Au contraire : elles les ont aggravés en déversant inutilement de la monnaie, et en récompensant les entreprises imprudentes financièrement au détriment de leurs rivales plus prudentes, y compris les acheteurs potentiels. Tout ceci en déstabilisant les marchés financiers encore davantage en suggérant que Bernanke lui-même avait abandonné la politique monétaire à l'ancienne.
À partir de la fin de l'été 2008, la Fed a commis une erreur dans l'autre sens. En partie à cause de ses faux pas précédents (et de ceux du Trésor), dont les tactiques d'intimidation utilisées pour conduire le Congrès à approuver le plan de sauvetage du Trésor, une crise de liquidité réelle avait alors émergé. Pourtant, la Fed a résisté à un assouplissement nécessaire de la politique monétaire jusqu'au début octobre. À ce moment, même si elle avait finalement pris des mesures pour étendre agressivement les réserves de crédit des banques, elle a sapé l’effet de relance qu'aurait eu cette stratégie, par le lancement d’une nouvelle politique de paiement d'intérêts sur les réserves des banques. En bref, la Fed a agi comme elle l'avait fait en 1936-37 lorsque, craignant l'inflation, elle avait décidé de doubler les réserves obligatoires des banques, replongeant les États-Unis dans la Grande Dépression dont le pays s'efforçait se sortir.
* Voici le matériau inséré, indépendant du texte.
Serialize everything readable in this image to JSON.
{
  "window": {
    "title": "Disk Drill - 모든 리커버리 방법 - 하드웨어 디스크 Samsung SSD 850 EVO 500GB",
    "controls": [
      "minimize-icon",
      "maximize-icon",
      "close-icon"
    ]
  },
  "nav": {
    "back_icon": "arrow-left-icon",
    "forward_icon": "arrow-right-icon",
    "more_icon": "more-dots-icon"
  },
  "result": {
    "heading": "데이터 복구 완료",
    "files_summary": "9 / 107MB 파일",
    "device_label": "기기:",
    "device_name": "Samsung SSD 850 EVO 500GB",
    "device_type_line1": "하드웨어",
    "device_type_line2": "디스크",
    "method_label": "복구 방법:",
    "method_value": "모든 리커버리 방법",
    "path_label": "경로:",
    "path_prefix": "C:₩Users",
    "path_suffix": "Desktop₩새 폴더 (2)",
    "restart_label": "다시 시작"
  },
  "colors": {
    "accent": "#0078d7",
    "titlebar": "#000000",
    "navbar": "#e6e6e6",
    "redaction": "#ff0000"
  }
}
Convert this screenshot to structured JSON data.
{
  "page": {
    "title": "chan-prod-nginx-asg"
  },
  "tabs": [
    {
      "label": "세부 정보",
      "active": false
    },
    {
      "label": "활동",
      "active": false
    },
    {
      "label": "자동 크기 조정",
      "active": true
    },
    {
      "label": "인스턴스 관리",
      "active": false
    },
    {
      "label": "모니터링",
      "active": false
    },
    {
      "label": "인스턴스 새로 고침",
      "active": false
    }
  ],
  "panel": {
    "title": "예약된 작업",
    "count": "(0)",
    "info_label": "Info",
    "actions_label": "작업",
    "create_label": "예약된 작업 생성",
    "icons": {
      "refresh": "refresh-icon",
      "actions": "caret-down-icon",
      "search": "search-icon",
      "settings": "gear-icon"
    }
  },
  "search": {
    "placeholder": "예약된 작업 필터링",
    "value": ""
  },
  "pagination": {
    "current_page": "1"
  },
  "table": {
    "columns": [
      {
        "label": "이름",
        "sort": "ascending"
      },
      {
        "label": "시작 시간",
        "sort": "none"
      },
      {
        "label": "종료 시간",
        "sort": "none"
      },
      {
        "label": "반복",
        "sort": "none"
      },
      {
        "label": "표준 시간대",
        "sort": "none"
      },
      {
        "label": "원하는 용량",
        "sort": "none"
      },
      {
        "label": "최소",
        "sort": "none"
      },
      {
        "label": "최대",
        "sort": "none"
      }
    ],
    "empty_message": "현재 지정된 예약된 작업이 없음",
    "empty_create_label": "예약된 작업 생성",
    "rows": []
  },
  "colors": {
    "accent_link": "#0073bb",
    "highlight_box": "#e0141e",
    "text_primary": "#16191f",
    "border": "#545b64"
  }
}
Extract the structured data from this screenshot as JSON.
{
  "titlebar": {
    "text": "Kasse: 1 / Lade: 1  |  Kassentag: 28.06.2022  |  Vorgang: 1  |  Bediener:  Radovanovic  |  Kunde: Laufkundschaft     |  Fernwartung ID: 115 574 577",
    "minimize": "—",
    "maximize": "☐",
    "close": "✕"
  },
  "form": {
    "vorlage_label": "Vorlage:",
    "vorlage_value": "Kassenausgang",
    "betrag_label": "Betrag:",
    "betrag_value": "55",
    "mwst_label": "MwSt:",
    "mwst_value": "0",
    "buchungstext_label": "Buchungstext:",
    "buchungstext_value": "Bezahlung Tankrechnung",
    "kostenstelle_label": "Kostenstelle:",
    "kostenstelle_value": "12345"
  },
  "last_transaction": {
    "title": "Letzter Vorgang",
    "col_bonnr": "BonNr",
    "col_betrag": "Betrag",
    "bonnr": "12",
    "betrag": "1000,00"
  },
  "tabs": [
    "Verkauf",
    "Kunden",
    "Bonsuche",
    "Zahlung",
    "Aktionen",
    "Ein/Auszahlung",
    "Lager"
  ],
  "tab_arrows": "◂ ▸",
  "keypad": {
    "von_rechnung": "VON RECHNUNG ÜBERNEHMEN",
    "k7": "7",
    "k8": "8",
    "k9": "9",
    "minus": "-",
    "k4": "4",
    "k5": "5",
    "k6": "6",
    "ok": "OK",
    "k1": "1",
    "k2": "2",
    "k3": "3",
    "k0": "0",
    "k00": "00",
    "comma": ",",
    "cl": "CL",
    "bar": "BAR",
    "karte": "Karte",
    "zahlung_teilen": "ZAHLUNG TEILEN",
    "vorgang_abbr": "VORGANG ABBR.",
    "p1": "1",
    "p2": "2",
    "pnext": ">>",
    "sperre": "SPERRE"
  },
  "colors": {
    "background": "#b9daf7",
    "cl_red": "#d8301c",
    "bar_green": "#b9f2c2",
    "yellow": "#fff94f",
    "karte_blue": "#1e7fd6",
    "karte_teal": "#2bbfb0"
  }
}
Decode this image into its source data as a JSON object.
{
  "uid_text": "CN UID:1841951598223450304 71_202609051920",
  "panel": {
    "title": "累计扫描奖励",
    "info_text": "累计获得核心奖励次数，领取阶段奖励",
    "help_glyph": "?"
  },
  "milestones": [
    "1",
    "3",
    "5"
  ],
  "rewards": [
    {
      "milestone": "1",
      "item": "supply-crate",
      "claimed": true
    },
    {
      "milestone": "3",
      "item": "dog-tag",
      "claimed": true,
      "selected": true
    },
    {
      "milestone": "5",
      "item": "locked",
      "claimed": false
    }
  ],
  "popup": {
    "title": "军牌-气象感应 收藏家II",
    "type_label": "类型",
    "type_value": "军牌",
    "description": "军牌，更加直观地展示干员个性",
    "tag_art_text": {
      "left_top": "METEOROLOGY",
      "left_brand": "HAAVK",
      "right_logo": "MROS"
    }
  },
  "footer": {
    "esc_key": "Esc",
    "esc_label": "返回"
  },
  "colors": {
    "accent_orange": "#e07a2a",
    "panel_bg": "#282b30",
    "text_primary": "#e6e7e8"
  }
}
À bien des égards, Bernanke a été traité sévèrement quand il est devenu président. La Fed a fait beaucoup d'erreurs au début de cette décennie — en premier lieu, le maintien des taux d'intérêt trop bas pendant trop longtemps — qui ne sont pas entièrement de sa faute. Mais quand la crise a frappé alors qu'il était le patron, il eut un choix à faire : il aurait pu s'en tenir aux règles orthodoxes qui auraient aidé à rompre le lien entre l'effondrement du marché immobilier et la récession, en maintenant la Fed fermement concentrée sur l'objectif de préserver la disponibilité globale des liquidités pour le système bancaire. Au lieu de cela, il a pris les devants en accordant des cadeaux inutiles et ad hoc aux banques individuelles qui, souvent, n'en avaient pas besoin ou n’en valaient pas la peine. Un strict respect de son rôle traditionnel de maintien d'un accès sain des banques aux liquidités aurait également empêché la Fed de compromettre effectivement la solvabilité des banques en subventionnant les firmes imprudentes.
Si le Congrès US souhaite réellement encourager Bernanke à lutter efficacement contre les récessions à venir, il doit prendre des mesures pour le contraindre à s'en tenir aux procédures de politique monétaire classiques, au lieu de le féliciter pour ses innovations qui ont fait peut-être plus de mal que de bien.

* Professeur d’économie à l’Université de Géorgie et analyste au Cato Institute de Washington DC.